喫茶と読書 ひとつぶ

20210415

4月折り返しです。早い。

今日は『「利他」とは何か』を読みました。面白くてあっという間に読んでしまいました。伊藤亜紗、中島岳志、若松英輔、國分功一郎、磯崎憲一郎の共著です。新書。

「利他」「ケア」「贈与」と、気になるワードがたくさん。デヴィッド・グレーバーも引かれています。そもそもなぜ「利他」なんでしょう。はじめに、のところで、パンデミックを乗り越えるためのキーワードとして、「利他主義」が挙げられていると語られています。「他者の為に生きる」という人間の本質にたちかえらなければいけない、と。

私自身といえば、「他者の為に生きる」というようなことはなんだか偽善的な気がして、あまり好きではありません。本書でも繰り返し出てきますが、「利他」は、押しつけになったり、実は利己的な目的だったり、相手にとって負い目になったり、ということがつきまといます。それなしに実現するのであれば、とても良いことだと思っています。それはどういうものなのか、どうしたら実現するのか、ヒントがあちこちに書かれています。

その他に、面白かったのが、ヒンディー語の「与格」というもの。「私はあなたを愛している」というのが、「私にあなたへの愛がやってきてとどまっている」という言い方をします。意志というものが常に存在しているわけではない、ということです。そんなことは考えもしなかった。近代的な自己という概念に囚われているからですね。

すごく刺激的な本でした。若松さんと國分さんのところが、多分よく理解できていませんが。

この本はこの間青山ブックセンターで、デヴィッドグレーバーのコーナーがあって、そこで見つけました。ありがたい。本屋の平台や棚の良いところはこういうところですね。

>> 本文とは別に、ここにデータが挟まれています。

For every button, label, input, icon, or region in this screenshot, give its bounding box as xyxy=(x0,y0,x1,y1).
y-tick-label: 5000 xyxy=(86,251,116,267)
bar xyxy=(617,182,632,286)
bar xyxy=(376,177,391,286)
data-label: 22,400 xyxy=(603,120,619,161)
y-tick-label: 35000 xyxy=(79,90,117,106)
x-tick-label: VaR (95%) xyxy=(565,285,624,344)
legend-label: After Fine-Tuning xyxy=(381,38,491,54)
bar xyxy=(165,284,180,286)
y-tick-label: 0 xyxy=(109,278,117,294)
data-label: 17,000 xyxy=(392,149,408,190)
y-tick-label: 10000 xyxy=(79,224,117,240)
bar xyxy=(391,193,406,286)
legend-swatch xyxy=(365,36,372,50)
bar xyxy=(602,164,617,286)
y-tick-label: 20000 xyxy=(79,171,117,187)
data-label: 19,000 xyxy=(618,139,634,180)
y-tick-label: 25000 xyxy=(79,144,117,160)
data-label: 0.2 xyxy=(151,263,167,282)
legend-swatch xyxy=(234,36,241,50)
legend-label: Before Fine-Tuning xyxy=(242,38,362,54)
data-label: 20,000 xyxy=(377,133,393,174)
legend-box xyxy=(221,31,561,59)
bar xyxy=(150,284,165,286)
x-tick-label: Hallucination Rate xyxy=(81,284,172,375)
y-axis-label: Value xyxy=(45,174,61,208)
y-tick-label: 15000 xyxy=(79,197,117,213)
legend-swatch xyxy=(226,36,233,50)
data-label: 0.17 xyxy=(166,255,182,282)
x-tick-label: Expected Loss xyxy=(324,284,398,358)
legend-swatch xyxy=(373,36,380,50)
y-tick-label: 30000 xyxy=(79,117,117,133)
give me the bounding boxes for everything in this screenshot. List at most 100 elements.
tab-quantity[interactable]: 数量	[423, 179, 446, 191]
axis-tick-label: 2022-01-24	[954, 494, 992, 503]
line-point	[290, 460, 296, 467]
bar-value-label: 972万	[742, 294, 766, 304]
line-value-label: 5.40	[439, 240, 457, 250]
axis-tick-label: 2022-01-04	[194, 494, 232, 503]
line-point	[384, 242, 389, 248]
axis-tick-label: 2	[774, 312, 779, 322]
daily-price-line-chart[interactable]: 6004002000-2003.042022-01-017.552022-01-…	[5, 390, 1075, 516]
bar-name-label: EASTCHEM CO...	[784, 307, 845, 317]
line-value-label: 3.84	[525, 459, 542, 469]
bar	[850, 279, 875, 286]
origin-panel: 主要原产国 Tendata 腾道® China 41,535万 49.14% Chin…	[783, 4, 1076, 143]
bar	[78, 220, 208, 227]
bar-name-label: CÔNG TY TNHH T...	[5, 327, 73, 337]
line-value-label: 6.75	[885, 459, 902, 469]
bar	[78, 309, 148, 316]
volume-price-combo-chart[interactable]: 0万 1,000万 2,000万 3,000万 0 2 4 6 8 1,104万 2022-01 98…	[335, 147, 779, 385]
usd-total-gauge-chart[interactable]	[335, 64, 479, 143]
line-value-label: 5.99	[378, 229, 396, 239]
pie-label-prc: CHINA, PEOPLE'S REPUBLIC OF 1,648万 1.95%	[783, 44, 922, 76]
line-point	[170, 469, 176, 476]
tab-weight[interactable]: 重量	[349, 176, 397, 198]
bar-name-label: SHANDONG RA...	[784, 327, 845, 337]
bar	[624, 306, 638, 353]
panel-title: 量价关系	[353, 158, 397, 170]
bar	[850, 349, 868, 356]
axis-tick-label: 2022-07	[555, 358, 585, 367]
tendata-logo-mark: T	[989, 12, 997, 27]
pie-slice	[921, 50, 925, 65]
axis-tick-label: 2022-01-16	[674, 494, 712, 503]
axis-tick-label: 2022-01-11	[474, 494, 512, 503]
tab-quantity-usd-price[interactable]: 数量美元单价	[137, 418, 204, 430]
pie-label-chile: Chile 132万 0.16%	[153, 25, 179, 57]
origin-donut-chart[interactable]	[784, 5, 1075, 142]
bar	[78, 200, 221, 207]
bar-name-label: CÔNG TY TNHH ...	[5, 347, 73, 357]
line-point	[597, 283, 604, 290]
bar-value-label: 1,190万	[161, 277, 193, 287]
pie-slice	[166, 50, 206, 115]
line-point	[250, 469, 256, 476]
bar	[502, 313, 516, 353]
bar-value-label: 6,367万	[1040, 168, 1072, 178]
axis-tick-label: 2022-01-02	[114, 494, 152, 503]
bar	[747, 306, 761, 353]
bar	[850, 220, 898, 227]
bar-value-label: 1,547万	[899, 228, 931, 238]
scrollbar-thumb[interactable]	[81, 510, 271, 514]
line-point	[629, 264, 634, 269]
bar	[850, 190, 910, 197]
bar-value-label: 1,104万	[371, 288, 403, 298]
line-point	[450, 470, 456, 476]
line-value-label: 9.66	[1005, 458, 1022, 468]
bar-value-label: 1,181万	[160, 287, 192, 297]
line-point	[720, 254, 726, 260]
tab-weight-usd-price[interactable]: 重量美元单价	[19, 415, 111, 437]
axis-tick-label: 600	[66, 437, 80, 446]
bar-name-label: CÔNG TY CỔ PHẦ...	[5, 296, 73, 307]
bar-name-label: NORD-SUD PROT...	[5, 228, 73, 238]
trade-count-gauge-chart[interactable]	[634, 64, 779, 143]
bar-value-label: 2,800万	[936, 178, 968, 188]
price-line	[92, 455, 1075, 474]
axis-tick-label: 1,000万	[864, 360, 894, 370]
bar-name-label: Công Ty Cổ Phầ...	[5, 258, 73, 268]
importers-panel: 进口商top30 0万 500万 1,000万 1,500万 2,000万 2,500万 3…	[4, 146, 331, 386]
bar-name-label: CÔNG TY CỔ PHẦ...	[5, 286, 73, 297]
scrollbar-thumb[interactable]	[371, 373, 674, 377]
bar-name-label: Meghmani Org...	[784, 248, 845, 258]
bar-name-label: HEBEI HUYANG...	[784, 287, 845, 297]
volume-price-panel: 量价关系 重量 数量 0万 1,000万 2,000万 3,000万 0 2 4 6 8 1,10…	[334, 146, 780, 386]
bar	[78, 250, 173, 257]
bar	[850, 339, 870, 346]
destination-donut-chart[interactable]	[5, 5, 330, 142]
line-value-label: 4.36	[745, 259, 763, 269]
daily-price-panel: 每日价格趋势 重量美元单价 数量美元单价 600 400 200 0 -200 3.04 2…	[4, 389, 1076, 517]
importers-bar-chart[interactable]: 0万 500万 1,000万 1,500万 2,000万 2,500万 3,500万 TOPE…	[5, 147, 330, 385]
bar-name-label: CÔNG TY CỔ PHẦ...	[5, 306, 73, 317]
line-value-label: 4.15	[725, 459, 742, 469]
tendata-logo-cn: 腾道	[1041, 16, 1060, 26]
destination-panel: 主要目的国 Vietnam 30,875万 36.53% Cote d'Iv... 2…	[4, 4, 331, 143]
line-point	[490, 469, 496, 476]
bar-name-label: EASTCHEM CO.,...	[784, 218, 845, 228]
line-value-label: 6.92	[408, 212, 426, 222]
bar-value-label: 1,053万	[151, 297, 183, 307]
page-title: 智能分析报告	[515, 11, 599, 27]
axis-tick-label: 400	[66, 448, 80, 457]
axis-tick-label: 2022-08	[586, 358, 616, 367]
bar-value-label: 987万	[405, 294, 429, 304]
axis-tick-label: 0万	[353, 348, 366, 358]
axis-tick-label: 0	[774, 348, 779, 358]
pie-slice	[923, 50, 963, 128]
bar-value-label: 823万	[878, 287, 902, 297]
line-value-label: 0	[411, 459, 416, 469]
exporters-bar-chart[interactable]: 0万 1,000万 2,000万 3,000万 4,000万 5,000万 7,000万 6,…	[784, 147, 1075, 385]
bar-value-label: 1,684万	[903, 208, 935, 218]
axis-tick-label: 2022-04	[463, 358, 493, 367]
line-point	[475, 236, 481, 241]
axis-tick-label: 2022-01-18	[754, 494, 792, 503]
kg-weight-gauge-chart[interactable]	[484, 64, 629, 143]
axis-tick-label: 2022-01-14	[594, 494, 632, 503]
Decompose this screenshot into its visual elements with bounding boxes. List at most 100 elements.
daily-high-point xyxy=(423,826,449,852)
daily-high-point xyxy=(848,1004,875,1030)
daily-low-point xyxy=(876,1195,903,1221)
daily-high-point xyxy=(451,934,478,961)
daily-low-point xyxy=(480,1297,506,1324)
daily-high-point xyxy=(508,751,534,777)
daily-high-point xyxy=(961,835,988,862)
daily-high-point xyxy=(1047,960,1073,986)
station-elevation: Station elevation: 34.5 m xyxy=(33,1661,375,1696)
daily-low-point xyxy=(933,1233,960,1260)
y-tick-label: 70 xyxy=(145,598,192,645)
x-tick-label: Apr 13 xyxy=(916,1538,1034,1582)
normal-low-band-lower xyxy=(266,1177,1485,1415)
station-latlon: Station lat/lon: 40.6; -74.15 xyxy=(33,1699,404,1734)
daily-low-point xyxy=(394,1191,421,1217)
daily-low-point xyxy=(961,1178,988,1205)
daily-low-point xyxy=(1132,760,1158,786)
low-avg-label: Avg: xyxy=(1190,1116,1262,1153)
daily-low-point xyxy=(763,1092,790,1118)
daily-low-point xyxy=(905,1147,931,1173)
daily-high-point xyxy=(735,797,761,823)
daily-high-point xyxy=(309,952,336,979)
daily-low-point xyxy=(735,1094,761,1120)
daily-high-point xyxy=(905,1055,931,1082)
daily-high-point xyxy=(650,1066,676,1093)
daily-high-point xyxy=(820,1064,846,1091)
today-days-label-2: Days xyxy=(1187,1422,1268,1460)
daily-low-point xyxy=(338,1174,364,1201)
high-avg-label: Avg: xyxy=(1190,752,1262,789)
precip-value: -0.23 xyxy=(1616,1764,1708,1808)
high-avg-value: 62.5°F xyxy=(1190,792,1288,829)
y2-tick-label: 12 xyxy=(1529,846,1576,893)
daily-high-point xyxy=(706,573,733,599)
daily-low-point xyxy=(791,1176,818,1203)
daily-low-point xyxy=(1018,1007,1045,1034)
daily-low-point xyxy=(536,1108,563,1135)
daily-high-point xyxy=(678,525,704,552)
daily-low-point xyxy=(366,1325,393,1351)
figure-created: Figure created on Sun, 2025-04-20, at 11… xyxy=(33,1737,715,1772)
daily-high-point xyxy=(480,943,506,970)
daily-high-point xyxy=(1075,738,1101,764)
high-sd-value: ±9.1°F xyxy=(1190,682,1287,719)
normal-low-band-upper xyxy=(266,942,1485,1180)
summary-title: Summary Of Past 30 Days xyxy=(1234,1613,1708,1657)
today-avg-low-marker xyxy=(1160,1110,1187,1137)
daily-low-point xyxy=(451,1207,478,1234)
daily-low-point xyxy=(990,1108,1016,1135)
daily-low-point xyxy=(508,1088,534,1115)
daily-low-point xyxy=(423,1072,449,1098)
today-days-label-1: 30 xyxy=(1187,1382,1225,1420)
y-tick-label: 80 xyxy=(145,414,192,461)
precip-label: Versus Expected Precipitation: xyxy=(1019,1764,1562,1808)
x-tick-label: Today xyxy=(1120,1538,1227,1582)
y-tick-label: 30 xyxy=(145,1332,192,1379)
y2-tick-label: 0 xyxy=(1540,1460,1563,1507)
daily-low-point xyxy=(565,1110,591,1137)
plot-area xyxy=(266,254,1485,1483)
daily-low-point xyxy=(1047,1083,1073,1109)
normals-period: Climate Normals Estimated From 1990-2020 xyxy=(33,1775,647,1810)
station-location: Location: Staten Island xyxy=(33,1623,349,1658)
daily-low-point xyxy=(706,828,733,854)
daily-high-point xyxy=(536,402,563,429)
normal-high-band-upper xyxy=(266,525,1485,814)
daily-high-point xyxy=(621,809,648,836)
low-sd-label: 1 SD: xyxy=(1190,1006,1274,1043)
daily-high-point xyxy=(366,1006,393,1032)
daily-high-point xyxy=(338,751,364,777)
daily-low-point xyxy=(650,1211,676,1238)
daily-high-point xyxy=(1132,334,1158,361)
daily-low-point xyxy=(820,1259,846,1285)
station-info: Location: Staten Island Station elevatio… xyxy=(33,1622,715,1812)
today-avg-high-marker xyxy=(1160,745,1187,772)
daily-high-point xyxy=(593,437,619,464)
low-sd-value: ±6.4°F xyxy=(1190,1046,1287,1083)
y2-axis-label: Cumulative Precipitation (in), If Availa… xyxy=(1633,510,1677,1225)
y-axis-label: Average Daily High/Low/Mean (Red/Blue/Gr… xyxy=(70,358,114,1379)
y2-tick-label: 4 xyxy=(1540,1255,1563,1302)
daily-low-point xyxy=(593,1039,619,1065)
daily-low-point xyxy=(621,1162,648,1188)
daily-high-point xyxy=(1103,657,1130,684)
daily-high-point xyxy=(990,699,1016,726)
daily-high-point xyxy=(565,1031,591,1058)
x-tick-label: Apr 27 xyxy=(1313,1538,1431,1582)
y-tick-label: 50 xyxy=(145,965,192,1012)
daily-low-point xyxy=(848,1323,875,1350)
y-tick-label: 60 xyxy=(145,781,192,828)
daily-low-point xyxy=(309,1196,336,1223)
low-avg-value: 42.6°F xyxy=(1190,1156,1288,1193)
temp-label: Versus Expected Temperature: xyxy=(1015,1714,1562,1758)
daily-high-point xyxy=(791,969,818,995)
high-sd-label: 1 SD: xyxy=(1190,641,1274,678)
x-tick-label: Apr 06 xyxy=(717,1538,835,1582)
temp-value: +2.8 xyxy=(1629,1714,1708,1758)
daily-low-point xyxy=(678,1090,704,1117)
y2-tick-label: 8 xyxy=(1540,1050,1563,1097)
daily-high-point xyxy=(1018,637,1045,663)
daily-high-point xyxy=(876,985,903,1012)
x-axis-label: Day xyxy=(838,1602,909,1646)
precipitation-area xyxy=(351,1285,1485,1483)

さて、そろそろ眠くなってきました。本日ご来店いただいた皆様、ありがとうございました。昨日とても静かな1日だったので、今日もそうかなあと思って少しぼんやりしていました。二日連続で静かな1日でなくて、良かった。元気が出ました。明日は金曜日。そして、週末土日は臨時休業します。SNSでも告知しますが、月曜日は営業はするのですが、パンがないので、トースト2種とポトフはおやすみします。そのほかのメニューは大丈夫です。ご迷惑をおかけしますが、よろしくお願いします。それではおやすみなさい。また明日。